El pescado es una de las principales simbologías de las celebraciones de la Pascua. Pero además de elegirlo como un alimento ideal para estos días, el alimento debe ser consumido en muchas otras ocasiones; ya que su ingesta frecuente está relacionada con un estilo de vida más saludable.

El pescadp es considerable extremadamente nutritivo, ya que contiene un bajo contenido de grasas saturadas benéficas, es una rica fuente de varias vitaminas, proteínas, minerales y ácidos grasos, como el omega 3. Gracias a esto, al consumir pescado podemos controlar de mejor manera los niveles de triglicéridos y colesterol, especialmente el LDL, conocido como el colesterol malo.

Cada 100 g de pescado contiene, en promedio, 93,7 calorías, 1,7 g de grasas, 19,6 g de proteínas, 27mg de calcio, 197mg de fósforo, el 0,8 de hierro, y buenas cantidades de omega3, principalmente en peces de aguas frías y profundas, como lo son el salmón, el atún y la sardina; además de vitaminas A, B2, B3 y E. Por ello, el pescado es considerado como un alimento que debería ser consumido casi todos los días; ya que beneficia en la prevención de diversas enfermedades.

Pescado asado

Pescado asado

Consejos para elegir el pescado

Sin embargo, sólo conseguiremos disfrutar de los beneficios que el pescado nos ofrece si sabemos cómo elegirlo; ya que, muchas veces, el pescado que no se encuentra fresco sólo nos aportará una mínima parte de los beneficios; o lo que es peor, incluso, puede llegar a enfermarnos. Por ello, a la hora de consumir cualquier tipo de pescado, es importante seguir algunas recomendaciones en lo que respecta a su compra y preparación.

Es ideal que el pescado se encuentre limpio, sin ningún vestigio de arena, polvo, jabón o cualquier otro tipo de material.

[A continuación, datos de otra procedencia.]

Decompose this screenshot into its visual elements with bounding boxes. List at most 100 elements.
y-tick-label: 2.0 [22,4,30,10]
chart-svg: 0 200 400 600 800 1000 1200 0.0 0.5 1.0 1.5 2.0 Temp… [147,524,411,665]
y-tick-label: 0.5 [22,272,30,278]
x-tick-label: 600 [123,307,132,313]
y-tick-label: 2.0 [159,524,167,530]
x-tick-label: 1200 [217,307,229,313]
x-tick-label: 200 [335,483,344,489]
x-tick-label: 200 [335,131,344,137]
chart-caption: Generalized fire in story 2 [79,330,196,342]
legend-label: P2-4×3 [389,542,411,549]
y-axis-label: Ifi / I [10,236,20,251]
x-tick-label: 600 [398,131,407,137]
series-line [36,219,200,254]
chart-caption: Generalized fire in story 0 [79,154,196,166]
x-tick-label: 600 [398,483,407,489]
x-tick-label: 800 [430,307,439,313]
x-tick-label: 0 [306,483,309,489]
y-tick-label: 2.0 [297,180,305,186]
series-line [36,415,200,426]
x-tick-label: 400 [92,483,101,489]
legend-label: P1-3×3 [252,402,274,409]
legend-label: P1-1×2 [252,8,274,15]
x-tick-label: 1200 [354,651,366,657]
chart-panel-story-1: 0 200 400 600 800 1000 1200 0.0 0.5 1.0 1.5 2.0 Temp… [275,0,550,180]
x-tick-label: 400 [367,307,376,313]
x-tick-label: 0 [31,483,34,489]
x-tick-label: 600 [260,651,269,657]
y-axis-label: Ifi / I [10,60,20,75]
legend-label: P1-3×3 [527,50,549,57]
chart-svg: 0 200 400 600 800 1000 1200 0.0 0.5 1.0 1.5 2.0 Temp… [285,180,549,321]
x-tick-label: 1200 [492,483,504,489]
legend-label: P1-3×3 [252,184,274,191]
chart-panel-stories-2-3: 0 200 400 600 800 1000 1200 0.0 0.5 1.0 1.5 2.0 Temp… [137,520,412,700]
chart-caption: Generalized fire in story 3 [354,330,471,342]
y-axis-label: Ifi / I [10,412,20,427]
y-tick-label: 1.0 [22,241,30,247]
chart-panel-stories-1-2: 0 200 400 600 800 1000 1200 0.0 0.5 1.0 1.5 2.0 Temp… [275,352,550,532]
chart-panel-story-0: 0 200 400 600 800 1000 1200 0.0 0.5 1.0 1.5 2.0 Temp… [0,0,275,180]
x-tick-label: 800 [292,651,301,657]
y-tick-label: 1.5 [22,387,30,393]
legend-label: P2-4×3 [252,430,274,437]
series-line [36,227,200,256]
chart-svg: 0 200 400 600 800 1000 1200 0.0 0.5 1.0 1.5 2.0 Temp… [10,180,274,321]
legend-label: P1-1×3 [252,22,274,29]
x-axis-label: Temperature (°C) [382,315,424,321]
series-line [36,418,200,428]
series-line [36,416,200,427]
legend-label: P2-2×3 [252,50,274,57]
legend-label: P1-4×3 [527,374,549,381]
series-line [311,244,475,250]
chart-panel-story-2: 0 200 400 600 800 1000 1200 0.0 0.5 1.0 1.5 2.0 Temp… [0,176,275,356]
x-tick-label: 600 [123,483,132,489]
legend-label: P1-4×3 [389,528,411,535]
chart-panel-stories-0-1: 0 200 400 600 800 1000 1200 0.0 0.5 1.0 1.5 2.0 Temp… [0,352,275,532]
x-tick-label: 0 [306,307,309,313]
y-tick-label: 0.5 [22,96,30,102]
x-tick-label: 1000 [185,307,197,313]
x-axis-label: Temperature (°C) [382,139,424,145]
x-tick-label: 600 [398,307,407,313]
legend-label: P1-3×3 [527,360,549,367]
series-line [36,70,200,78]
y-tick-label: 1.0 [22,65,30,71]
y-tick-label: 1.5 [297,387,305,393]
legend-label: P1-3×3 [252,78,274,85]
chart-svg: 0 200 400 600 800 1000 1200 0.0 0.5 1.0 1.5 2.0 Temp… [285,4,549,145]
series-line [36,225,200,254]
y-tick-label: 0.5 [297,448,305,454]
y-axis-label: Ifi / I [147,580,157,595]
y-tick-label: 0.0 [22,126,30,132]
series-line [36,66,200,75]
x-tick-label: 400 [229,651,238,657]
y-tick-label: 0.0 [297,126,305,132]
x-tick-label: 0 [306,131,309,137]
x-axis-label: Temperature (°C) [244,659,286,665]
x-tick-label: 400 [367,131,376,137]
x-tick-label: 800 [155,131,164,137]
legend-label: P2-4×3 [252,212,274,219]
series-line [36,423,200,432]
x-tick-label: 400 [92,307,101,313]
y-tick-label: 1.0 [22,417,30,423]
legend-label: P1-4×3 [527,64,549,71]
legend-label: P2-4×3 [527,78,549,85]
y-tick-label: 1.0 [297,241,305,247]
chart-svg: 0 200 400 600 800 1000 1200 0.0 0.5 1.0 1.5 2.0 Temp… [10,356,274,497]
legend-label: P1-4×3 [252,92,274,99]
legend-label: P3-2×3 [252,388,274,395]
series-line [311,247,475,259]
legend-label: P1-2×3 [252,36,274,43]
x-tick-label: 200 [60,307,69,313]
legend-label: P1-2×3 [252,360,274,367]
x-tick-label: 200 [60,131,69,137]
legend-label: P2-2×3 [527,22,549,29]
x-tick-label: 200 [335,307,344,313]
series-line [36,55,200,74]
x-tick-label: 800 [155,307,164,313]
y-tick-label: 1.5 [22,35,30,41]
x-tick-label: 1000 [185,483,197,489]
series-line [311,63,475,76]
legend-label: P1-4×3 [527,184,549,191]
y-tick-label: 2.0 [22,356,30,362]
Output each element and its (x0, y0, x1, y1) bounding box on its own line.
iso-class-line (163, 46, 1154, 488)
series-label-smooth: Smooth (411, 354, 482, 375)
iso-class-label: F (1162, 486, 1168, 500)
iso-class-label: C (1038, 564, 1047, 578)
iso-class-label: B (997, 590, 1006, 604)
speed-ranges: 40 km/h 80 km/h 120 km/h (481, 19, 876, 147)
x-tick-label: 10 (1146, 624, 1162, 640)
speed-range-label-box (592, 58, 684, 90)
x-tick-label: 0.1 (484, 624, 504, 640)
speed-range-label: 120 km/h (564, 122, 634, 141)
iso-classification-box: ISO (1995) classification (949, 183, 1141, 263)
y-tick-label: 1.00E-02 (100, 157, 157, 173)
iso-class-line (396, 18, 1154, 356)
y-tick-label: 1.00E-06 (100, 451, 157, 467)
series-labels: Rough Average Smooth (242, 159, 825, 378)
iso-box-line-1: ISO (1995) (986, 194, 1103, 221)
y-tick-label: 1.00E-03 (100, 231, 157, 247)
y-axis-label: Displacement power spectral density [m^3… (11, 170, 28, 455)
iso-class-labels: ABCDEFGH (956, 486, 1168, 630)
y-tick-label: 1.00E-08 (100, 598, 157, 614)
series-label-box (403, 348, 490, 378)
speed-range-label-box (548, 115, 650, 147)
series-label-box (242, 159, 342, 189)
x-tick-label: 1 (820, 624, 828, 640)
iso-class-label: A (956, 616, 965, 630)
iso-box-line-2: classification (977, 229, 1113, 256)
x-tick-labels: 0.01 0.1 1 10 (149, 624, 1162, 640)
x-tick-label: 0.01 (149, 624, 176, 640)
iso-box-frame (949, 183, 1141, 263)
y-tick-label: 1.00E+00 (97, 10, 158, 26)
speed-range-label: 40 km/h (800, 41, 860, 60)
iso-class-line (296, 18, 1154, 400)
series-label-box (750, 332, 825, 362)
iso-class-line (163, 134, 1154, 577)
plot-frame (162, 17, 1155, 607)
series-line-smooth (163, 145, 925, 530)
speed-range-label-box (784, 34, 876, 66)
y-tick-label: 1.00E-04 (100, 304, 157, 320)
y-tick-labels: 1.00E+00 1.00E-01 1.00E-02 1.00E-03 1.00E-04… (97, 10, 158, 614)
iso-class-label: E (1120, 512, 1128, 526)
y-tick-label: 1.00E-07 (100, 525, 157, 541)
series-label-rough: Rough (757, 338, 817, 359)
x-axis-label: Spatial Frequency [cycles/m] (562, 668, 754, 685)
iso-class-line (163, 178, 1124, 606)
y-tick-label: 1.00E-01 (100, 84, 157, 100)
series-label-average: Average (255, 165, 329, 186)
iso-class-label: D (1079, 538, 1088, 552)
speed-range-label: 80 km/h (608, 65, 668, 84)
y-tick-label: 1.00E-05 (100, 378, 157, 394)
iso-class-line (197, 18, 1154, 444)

A la hora de comprar el pescado no elijas aquellos que presenten cortes o manchas que no sean características de la especie en cuestión; o bien, aquellos a los que les falte una buena parte del recubrimiento con escamas.

Las escamas del pescado deben estar firmes y resistentes; además, parcialmente transparentes, brillantes y la piel húmeda.

Presta atención también a los ojos; ya que deben estar brillantes y saltones (si los ojos se encuentran hundidos, es señal de que el pescado no es fresco). Los que presenten puntos blancos en el centro de los ojos deben ser ignorados.

La membrana que cubre la agalla, conocida como opérculo, tiene que estar rígida y ofrecer resistencia a su apertura. La parte interna debe estar brillante y con los vasos sanguíneos sin hemorragias.

No te olvides de revisar, así mismo, las branquias del animal; ya que deben tener una coloración rosada o rojiza, con una apariencia húmeda y brillante; así mismo, con discreta o ninguna presencia de moco.

El olor y el color siempre deben ser característicos del pescado. No lleves a casa ninguno con un olor sospechoso.

Por último, compra sólo los pescados expuestos dentro de cámaras refrigeradas o sobre una gruesa capa de hielo; ya que, de lo contrario, su estado se verá seriamente comprometido.